Rather than correct for this mistake, the Common Core State Standards swung too far in the other direction, implicitly de-emphasizing the early foundational skills of phonemic awareness, phonics, and fluency (which its creators vigorously deny while pointing to their only reference buried in an appendix). Some schools interpreted the new standards as a license to forgo foundational skills and instead focus solely on "reading complex texts"—an utterly impenetrable, ambiguous term that only led to further poor instruction. The standards movement, much in need of winning the support of reading advocates, instead lost it.

The heart of the resistance to the science of reading

Eminent reading researcher Joe Torgesen helped to raise awareness of this troubling tension. He reinforced the findings that word recognition skills are, of course, the foundation and backbone of becoming a reader—but they are not enough. He could see that children who could recognize words automatically and quickly were at a great advantage: that the more fluent their reading was, the more they read, the more their vocabulary grew, and the better their comprehension became. However, Torgesen also observed that even with strong word recognition and fluency, some children still did not enjoy reading or choose to read more extensively. Reading development suffers, he observed, if children also have not developed strong oral language, lack robust vocabulary knowledge, or have restricted content knowledge.

Let's give some important perspective: word recognition skills are essential as a base, but teachers must also systematically develop language comprehension.

Even more importantly, we must recognize that comprehension is not a skill that can be mastered in a relatively short time, but rather is "a collection of knowledge and processes that takes many years to acquire."

Reading advocates might nod in agreement, but mere acknowledgement is not enough. We—reading researchers, teacher educators, and PD providers—must demand more of ourselves, addressing the role language plays in reading comprehension, demanding effective curriculum and professional development, and ensuring that teacher preparation fully equips preservice educators to be effective teachers of reading.

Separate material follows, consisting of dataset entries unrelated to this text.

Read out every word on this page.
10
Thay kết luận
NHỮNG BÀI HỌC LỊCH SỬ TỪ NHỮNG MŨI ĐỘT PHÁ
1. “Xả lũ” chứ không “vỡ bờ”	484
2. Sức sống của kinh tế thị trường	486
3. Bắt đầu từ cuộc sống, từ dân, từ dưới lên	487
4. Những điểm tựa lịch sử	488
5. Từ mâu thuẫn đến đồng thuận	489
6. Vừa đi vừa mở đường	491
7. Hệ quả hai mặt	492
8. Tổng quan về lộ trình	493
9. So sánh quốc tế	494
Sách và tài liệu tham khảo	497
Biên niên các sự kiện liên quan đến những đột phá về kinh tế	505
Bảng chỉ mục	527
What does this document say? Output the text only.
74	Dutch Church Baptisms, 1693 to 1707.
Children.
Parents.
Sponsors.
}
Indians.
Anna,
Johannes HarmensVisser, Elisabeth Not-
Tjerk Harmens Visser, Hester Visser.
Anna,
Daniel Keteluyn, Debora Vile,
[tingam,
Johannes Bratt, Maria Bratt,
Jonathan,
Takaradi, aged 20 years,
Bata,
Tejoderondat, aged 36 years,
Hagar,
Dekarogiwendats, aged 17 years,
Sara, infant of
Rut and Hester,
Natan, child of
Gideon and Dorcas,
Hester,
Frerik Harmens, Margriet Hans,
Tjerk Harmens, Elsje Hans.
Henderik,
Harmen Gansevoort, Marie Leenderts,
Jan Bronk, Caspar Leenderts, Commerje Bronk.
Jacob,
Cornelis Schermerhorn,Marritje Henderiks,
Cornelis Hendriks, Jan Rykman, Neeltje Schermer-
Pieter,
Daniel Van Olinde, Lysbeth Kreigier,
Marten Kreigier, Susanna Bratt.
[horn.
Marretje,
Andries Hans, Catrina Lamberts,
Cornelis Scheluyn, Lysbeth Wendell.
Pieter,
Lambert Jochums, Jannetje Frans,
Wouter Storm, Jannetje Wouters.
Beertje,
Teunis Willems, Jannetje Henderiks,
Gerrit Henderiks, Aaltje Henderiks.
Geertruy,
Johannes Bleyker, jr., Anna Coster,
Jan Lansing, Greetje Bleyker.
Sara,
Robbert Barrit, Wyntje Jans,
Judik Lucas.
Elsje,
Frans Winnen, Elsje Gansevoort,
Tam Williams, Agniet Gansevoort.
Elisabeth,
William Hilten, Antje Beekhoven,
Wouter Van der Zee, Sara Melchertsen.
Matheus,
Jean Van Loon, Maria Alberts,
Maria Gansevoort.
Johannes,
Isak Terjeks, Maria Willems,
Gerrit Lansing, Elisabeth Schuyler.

Linda Diamond is the founder and former president of Consortium on Reaching Excellence in Education (CORE), a professional learning organization that serves schools, districts, and state agencies to improve literacy and math achievement for all students. Ms. Diamond is the author of three widely-used professional books for educators, Teaching Reading Sourcebook, Assessing Reading: Multiple Measures, and the Vocabulary Handbook. Previously, Ms. Diamond served as a K-12 district administrator, a middle school and elementary principal, a high school teacher, and a senior policy analyst in an education think tank. She is now spending part of her retirement overseeing NCTQ's revision and implementation of the Reading Foundations standard for the Teacher Prep Review.